Der Medienpass Sachsen unterstützt Lehrkräfte bei der systematischen Vermittlung von Medienkompetenz und hilft dabei, Medienbildung als fächerübergreifende Aufgabe im Schulalltag umzusetzen. Er ist ein unverbindliches Unterstützungsangebot und wird ab dem Schuljahr 2026/27 im Rahmen einer begleiteten Einführungs- und Erprobungsphase zur Verfügung gestellt.
Lehrkräfte erhalten fertig ausgearbeitete Materialien und Anregungen für die Unterrichtsgestaltung, die ohne umfangreiche Vorbereitung eingesetzt werden können. Ergänzend stehen digitale Tests zur Verfügung, mit denen Schülerinnen und Schüler ihr Wissen überprüfen können.

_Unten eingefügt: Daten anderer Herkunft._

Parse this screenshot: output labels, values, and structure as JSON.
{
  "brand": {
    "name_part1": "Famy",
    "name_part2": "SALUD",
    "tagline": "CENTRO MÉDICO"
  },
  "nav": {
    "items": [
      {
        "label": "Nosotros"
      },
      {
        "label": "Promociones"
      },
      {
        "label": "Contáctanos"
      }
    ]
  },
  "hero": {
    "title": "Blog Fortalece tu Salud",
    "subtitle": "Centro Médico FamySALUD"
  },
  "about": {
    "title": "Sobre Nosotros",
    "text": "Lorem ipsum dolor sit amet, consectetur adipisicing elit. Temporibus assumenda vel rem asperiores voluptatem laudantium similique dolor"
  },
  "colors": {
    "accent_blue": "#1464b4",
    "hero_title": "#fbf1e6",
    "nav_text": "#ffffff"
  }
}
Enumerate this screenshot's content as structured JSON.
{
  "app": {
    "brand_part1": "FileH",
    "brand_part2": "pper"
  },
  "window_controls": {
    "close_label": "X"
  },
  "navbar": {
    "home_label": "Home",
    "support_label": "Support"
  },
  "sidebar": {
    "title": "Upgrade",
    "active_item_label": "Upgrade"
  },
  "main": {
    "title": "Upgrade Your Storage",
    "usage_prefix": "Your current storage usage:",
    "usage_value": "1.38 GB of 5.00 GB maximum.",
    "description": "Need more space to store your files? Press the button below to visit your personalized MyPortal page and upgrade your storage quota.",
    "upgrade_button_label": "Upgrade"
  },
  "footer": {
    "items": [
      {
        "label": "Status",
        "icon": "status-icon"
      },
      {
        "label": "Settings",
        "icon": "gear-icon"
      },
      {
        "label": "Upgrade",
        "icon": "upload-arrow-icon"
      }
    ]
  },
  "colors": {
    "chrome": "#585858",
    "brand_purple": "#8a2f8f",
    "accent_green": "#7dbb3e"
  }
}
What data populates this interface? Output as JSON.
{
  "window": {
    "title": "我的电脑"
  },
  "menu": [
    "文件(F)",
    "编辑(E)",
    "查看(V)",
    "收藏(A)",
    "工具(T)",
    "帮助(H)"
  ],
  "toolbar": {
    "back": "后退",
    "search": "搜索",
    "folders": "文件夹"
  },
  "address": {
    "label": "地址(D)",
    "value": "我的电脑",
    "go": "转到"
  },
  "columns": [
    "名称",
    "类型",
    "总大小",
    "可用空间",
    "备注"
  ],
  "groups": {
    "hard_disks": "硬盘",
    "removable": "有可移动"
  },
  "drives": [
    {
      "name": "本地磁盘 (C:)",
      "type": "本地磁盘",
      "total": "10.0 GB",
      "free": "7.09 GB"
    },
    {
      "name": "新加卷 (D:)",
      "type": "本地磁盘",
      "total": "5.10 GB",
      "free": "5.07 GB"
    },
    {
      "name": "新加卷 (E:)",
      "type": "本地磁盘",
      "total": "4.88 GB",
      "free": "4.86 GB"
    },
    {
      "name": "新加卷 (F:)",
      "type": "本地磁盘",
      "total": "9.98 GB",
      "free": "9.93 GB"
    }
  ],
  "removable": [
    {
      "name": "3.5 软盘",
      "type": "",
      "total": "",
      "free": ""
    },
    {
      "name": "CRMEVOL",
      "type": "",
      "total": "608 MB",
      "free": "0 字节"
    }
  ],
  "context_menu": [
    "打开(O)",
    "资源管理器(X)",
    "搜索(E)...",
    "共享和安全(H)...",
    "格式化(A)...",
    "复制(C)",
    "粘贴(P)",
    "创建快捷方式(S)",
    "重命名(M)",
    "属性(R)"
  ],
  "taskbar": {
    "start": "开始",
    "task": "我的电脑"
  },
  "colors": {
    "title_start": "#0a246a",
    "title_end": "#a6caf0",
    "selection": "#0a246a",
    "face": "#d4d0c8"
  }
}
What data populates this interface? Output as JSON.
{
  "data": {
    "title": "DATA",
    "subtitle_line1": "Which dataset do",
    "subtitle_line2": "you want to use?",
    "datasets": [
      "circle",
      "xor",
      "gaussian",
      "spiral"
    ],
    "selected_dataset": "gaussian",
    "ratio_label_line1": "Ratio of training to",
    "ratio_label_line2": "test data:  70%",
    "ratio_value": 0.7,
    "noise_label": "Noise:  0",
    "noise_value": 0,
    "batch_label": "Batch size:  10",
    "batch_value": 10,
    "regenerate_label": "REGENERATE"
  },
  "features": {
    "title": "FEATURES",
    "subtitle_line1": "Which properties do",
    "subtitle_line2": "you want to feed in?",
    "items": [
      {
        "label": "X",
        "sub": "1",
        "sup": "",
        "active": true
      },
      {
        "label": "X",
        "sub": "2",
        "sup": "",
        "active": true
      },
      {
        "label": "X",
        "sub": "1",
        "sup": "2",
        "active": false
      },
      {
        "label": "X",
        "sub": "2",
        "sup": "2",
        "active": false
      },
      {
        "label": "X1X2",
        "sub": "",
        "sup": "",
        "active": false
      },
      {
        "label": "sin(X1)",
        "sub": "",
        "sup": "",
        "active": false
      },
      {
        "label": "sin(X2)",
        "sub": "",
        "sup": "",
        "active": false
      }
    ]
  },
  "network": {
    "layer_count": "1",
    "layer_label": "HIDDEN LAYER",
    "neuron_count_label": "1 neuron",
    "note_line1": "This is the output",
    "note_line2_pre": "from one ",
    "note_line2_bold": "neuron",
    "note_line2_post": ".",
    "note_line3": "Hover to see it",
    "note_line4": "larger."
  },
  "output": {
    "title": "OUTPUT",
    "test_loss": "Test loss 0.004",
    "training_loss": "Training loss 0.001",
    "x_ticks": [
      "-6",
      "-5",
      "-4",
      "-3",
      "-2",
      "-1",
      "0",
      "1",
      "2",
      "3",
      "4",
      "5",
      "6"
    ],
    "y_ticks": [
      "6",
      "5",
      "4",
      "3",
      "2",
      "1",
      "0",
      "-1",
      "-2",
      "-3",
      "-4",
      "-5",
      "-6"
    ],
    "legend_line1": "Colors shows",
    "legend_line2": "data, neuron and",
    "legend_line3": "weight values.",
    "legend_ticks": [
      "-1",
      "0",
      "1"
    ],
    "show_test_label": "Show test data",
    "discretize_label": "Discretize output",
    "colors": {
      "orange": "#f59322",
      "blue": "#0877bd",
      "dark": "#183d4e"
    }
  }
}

Für die Klassenstufen 5 bis 8 in Oberschulen, Gymnasien und Gemeinschaftsschulen stehen sechs Module zur Verfügung, die die Grundlagen der Medienbildung vermitteln – von digitalem Wohlbefinden über Datenschutz und kreative Medienproduktion bis hin zu Desinformation, Hass im Netz und Künstlicher Intelligenz. Jedes Modul umfasst drei Doppelstunden bzw. sechs Unterrichtseinheiten.
Der Medienpass dient somit zugleich als Nachweisinstrument. Er macht erworbene Medienkompetenzen für Schülerinnen und Schüler, Lehrkräfte sowie Eltern sichtbar und dokumentiert den Kompetenzaufbau über mehrere Schuljahre hinweg.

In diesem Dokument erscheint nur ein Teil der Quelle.